I would recommend utilizing progressive relaxation for any search you may want to run, as it can being with a restrictive search and expand out to a more generic search, thereby providing the user with results that are decreasing in relevancy. For instance:

    <query>
   <textquery lang="ENGLISH" grammar="CONTEXT"> cat dog
     <progression>
       <seq><rewrite>transform((TOKENS, "{", "}", " "))</rewrite></seq>
       <seq><rewrite>transform((TOKENS, "{", "}", "AND"))</rewrite></seq>
       <seq><rewrite>transform((TOKENS, "{", "}", "ACCUM"))</rewrite></seq>
     </progression>
   </textquery>
  <score datatype="INTEGER" algorithm="COUNT"/>
</query>

The above query tokenizes the search keywords "cat dog" attempts to find them as a phrase, then any documents contains cat AND dog (not necessarily beside each other), then any document containing cat OR dog, documents containing both words are scored higher than if a document just has a single one. Futhermore the structure automatically dedups the results as it returns them.

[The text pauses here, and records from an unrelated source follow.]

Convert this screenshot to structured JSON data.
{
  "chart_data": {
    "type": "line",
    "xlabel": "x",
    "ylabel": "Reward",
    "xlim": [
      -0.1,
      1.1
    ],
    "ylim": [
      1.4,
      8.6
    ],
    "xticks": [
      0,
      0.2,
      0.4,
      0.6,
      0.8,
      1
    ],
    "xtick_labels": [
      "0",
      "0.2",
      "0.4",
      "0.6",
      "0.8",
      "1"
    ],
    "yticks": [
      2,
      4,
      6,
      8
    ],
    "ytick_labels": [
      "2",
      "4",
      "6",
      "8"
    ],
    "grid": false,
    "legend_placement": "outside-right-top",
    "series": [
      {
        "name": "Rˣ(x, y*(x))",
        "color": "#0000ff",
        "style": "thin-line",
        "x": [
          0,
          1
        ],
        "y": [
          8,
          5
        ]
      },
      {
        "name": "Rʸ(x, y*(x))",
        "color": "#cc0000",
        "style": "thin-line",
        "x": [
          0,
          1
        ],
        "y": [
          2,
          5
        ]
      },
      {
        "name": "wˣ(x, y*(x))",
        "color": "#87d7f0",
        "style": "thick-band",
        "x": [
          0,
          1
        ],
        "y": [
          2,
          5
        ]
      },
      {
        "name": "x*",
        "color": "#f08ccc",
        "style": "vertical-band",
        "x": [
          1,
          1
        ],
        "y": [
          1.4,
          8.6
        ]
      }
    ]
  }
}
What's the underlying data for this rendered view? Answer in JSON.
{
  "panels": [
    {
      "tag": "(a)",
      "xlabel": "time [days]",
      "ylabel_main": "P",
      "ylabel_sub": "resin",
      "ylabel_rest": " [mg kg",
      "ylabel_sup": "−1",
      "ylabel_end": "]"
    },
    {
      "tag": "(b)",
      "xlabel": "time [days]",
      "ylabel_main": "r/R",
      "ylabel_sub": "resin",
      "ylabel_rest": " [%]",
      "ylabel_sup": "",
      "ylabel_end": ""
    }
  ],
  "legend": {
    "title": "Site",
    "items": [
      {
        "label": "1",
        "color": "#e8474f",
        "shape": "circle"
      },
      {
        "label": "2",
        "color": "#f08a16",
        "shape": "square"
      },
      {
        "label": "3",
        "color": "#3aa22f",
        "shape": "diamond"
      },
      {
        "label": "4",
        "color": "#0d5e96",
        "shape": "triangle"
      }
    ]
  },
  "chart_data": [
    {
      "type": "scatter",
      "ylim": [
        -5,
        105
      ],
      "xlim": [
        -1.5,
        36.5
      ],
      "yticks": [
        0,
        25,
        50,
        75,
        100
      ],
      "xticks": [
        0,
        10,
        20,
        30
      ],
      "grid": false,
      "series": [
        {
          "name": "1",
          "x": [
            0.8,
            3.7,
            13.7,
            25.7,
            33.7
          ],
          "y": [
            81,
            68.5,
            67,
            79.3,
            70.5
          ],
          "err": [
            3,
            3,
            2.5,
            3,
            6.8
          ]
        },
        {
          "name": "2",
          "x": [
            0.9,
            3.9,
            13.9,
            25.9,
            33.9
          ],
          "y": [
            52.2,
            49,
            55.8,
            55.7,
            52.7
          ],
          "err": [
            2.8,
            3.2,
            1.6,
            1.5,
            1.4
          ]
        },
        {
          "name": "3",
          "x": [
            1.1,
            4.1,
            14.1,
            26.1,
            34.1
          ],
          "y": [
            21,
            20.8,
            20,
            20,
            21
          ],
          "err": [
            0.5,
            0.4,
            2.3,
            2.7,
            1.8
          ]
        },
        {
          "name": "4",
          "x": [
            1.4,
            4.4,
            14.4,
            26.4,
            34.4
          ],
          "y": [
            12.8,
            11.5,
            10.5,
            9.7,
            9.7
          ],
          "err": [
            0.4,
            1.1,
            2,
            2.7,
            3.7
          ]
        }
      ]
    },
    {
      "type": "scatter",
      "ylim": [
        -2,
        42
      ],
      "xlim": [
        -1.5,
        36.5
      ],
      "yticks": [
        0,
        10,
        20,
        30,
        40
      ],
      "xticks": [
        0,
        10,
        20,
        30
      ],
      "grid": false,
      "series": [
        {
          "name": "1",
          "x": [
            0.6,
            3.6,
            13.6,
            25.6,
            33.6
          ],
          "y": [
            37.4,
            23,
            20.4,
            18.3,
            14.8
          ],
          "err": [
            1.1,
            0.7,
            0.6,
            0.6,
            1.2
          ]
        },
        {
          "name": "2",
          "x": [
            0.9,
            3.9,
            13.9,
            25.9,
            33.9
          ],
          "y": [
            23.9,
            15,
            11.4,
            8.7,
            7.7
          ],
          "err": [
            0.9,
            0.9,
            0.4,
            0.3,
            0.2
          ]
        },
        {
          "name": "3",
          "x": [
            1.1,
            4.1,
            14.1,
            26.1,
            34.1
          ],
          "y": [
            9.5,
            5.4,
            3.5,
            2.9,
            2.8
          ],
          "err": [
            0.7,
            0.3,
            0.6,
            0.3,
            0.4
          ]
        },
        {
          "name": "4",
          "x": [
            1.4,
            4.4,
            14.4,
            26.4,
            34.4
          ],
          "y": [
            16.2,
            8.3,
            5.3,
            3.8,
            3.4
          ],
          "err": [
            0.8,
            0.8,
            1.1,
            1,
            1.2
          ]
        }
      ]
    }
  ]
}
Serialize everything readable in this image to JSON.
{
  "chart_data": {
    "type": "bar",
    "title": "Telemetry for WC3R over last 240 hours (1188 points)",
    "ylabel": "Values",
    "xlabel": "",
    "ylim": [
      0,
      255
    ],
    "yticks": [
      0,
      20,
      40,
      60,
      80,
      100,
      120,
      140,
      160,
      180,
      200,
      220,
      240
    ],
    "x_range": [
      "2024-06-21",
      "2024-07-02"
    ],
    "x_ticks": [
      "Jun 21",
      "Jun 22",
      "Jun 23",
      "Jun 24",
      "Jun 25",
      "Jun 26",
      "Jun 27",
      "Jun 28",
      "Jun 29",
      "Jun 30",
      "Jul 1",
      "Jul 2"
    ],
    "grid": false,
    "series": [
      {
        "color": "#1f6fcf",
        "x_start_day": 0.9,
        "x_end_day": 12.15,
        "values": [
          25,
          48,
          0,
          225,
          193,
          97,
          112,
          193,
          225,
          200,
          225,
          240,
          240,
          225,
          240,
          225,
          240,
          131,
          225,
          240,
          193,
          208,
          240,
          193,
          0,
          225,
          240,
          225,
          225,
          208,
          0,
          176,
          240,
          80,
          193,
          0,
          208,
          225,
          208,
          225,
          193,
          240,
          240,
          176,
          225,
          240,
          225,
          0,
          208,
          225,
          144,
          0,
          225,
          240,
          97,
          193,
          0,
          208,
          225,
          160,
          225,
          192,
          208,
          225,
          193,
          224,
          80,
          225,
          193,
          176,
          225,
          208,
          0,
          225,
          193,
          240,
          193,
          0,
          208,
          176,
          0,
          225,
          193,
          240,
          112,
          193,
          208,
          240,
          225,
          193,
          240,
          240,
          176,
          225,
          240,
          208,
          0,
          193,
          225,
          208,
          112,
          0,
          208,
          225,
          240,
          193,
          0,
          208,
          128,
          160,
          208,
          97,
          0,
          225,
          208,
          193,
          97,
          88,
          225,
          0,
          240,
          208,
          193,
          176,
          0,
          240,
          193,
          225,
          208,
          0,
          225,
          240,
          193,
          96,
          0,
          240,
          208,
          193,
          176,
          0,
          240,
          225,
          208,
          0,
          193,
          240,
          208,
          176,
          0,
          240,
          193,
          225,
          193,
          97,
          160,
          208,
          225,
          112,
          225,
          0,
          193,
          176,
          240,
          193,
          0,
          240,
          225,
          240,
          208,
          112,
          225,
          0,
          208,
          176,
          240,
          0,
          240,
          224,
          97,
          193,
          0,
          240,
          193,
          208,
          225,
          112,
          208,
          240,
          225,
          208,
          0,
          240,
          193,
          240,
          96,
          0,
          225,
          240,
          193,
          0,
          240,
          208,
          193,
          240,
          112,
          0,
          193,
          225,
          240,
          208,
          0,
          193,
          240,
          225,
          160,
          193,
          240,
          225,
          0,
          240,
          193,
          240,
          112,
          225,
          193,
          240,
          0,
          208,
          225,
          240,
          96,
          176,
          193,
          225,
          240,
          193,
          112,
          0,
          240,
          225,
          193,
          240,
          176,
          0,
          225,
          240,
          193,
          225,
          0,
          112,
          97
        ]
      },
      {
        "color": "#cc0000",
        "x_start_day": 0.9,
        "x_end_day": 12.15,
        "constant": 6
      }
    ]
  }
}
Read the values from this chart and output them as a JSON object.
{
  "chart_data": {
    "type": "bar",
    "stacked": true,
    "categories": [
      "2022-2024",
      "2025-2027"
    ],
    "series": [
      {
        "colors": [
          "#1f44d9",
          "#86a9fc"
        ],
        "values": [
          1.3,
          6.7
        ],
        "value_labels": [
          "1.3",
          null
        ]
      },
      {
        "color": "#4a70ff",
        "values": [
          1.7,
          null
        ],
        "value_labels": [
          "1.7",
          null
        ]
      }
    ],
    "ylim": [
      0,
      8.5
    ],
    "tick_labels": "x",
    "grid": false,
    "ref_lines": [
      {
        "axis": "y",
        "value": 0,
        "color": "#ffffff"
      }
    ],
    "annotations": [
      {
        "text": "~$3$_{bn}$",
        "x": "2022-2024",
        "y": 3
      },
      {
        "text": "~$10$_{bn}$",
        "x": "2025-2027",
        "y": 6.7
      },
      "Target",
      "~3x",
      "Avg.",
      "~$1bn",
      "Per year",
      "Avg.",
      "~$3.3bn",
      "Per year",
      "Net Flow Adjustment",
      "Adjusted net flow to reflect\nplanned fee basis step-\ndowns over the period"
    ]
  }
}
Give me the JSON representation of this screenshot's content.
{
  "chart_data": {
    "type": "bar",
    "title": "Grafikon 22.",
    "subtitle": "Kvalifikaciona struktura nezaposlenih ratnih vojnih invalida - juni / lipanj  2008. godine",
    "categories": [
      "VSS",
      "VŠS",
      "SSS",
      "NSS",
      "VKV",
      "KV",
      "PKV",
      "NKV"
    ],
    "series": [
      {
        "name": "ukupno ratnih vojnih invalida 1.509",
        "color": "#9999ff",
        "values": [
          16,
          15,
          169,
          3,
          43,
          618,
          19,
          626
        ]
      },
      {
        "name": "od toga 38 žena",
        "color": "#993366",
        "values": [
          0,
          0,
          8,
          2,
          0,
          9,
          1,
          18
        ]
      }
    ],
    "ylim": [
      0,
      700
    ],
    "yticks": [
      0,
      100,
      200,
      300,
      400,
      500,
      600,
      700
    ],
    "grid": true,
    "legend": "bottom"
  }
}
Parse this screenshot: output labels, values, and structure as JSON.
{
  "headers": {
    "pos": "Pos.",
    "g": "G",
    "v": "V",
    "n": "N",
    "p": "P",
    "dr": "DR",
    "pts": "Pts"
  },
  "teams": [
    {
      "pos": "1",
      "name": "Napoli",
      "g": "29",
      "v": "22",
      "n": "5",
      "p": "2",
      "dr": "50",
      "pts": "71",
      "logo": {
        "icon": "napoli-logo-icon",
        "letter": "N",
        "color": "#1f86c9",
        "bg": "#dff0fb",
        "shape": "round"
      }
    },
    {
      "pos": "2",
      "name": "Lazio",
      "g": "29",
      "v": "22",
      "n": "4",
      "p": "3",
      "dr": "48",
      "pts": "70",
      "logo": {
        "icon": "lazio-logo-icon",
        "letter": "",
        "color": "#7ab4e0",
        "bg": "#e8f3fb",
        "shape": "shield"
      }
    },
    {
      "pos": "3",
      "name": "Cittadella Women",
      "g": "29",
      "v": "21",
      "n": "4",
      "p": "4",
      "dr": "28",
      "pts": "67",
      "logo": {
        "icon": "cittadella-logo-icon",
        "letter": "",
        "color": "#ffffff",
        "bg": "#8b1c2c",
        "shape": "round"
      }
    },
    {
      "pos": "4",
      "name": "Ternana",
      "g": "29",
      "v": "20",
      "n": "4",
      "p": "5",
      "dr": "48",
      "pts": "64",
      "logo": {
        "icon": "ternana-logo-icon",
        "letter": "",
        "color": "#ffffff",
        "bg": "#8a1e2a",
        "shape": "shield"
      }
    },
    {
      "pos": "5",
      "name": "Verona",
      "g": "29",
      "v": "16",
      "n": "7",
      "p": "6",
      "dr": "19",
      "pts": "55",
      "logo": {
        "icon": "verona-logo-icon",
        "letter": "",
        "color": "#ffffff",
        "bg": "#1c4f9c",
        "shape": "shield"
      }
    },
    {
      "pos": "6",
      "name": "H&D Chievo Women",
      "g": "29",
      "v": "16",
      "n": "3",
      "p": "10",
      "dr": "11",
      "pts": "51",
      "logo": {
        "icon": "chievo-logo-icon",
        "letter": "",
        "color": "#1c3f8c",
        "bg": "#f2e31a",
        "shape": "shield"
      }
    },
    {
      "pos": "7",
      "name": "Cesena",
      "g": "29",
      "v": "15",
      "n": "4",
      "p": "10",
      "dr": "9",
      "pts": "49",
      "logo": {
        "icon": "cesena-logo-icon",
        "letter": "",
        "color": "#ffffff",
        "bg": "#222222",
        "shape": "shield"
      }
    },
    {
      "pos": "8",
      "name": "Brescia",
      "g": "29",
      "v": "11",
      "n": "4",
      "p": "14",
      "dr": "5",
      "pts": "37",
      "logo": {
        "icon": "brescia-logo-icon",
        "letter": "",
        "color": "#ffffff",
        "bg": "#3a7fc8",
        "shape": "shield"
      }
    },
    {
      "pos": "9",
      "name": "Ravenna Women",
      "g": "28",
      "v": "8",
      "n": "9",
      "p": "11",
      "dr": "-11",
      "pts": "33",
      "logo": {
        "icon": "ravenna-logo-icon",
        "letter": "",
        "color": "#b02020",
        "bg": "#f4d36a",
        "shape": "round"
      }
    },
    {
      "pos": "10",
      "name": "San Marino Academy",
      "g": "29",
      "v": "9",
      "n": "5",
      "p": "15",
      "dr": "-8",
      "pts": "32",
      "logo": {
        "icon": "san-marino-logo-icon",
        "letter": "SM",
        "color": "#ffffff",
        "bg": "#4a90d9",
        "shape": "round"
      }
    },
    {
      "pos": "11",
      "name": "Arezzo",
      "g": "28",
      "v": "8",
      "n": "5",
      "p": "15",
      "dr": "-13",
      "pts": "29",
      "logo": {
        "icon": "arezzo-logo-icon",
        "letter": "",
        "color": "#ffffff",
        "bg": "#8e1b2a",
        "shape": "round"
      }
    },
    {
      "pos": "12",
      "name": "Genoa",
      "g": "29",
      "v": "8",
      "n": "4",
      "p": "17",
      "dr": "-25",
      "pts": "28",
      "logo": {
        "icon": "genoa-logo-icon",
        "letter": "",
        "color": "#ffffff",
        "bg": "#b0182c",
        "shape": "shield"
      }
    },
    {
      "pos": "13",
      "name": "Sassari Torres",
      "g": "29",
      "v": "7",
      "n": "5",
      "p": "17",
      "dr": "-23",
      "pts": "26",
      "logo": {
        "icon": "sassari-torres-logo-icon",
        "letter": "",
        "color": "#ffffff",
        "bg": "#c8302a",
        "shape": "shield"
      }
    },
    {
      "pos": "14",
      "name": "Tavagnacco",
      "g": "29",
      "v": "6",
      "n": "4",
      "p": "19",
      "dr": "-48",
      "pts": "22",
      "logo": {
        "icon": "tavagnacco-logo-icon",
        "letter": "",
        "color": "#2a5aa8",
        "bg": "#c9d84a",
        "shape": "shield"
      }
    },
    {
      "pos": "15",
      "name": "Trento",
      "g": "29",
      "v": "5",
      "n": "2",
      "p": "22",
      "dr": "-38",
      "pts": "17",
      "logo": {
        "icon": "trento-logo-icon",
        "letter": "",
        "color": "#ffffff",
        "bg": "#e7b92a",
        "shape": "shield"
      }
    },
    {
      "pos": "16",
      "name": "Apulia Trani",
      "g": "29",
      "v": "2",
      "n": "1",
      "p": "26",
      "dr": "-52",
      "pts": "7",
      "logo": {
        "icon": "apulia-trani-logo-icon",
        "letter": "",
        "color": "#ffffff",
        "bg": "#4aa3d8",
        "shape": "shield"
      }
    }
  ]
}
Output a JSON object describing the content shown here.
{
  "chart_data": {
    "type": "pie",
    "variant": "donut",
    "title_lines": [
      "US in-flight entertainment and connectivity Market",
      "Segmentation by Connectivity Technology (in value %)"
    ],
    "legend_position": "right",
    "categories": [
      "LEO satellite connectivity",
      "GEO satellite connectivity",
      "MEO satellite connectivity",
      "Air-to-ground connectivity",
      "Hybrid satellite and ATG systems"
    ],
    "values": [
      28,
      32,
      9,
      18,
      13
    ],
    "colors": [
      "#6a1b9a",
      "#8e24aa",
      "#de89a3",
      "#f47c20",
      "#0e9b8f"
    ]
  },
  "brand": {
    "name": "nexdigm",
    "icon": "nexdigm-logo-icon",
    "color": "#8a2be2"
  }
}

All of that being said, you could simply define your index as:

create index idxContentMgmtBinary on CMDEMO.CONTENT_INVENTORY(TEXT) indextype is ctxsys.context
  parameters ('sync (on commit)');

and it would probably work very well for your needs. You would only need to change the behavior of the lexer if you have a need for doing so. I hope this helps.

Nick